Re: Viewing elevation profile of tours
« Reply #1 on: June 27, 2014, 02:31:00 pm »
Yes, sort of, and there's a fix.

Yes, you can take the .gpx route files and put them into various tools that generate profiles, such as Topo or RidewithGPS.com.

Sort of, you need to join Adventure Cycling to access the GPS files.  It's not as bad as you might think, because one membership (I think it's $25/year) will let you access all the AC routes.

If you're interested, one way to fix your 1:1 low gear is to replace your current double with one of the SRAM mountain doubles.  I think that'll let you get down to a 24/34 gear.  There's still some 10%+ grades, so you'll need to pack light, get in shape, and - perhaps most improtantly - be prepared to walk anyway.  The good news is that most of the really steep grades aren't too long.


Offline midtempo

Re: Viewing elevation profile of tours
« Reply #2 on: June 27, 2014, 03:18:10 pm »
Thanks for the useful advice!  I'll talk to the LBS about how many components I would have to replace to get an SRAM double. If I would need to replace the front brifters, crank, AND derailleur, I might just consider trading for a new bike.  I would be perfectly happy with a 24/40 chainring setup if the derailleurs can support it, even on club rides.  (Who really needs to pedal faster than 25 mph anyway?)  But we'll see once I talk to the "touring guy" at my LBS.  As of now, my crank can't support a chainring smaller than 33 teeth.

I'll become a member of ACA shortly; what they are doing is a really worthwhile service to cyclists and I'm willing to support them for sure.  Then I'll look at the GPX files and import them into RideWithGPS to my heart's content.

Offline midtempo

Re: Viewing elevation profile of tours
« Reply #3 on: June 30, 2014, 12:11:59 am »
My LBS days that replacing my crankset with an MTB double could be done, but they would not be willing to do it because it would shift poorly without also replacing my shifters.
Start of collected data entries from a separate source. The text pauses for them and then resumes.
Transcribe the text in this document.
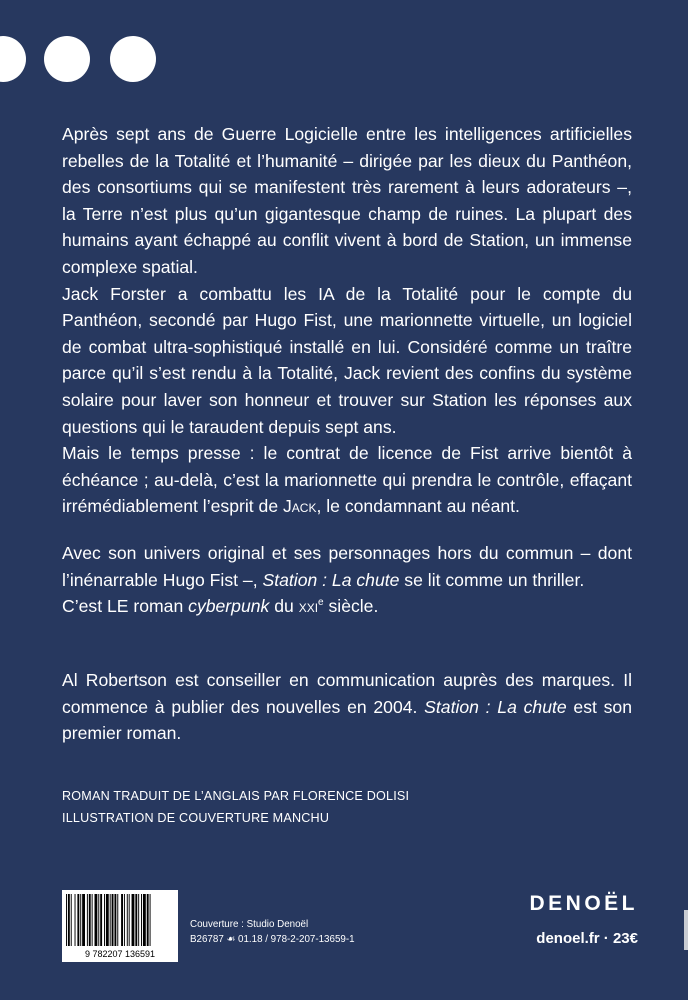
Après sept ans de Guerre Logicielle entre les intelligences artificielles rebelles de la Totalité et l’humanité – dirigée par les dieux du Panthéon, des consortiums qui se manifestent très rarement à leurs adorateurs –, la Terre n’est plus qu’un gigantesque champ de ruines. La plupart des humains ayant échappé au conflit vivent à bord de Station, un immense complexe spatial.

Jack Forster a combattu les IA de la Totalité pour le compte du Panthéon, secondé par Hugo Fist, une marionnette virtuelle, un logiciel de combat ultra-sophistiqué installé en lui. Considéré comme un traître parce qu’il s’est rendu à la Totalité, Jack revient des confins du système solaire pour laver son honneur et trouver sur Station les réponses aux questions qui le taraudent depuis sept ans.

Mais le temps presse : le contrat de licence de Fist arrive bientôt à échéance ; au-delà, c’est la marionnette qui prendra le contrôle, effaçant irrémédiablement l’esprit de Jack, le condamnant au néant.

Avec son univers original et ses personnages hors du commun – dont l’inénarrable Hugo Fist –, Station : La chute se lit comme un thriller.

C’est LE roman cyberpunk du xxi$^e$ siècle.

Al Robertson est conseiller en communication auprès des marques. Il commence à publier des nouvelles en 2004. Station : La chute est son premier roman.

ROMAN TRADUIT DE L’ANGLAIS PAR FLORENCE DOLISI
ILLUSTRATION DE COUVERTURE MANCHU
9 782207 136591
Couverture : Studio Denoël
B26787 ☙ 01.18 / 978-2-207-13659-1
DENOËL
denoel.fr · 23€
So it is either touring using my hybrid, or light touring (or Holland?) later this year.

indyfabz

  • Guest
Re: Viewing elevation profile of tours
« Reply #4 on: June 30, 2014, 10:31:57 am »
Given your criteria, you can probably count out the Allegheny Mountains Loop. The Potomac, of course, would not be a problem.

Offline midtempo

Re: Viewing elevation profile of tours
« Reply #5 on: June 30, 2014, 10:59:11 am »
I am not sure what is wrong with touring hilly terrain in a hybrid though.  Most of the time you will be going either up or a down a hill anyway, and a hybrid fitted with clipless pedals can climb pretty well.  (For some reason, I prefer a more relaxed upper body stance while climbing anyway.)  The way it is set up now, I can get the gear ratio down to 0.75 only by replacing the cassette on it.  It is set up now as a commuter, so it already has appropriate fenders and rear rack.  A front rack could be attached to the fender holse and to the cantilever brake bosses.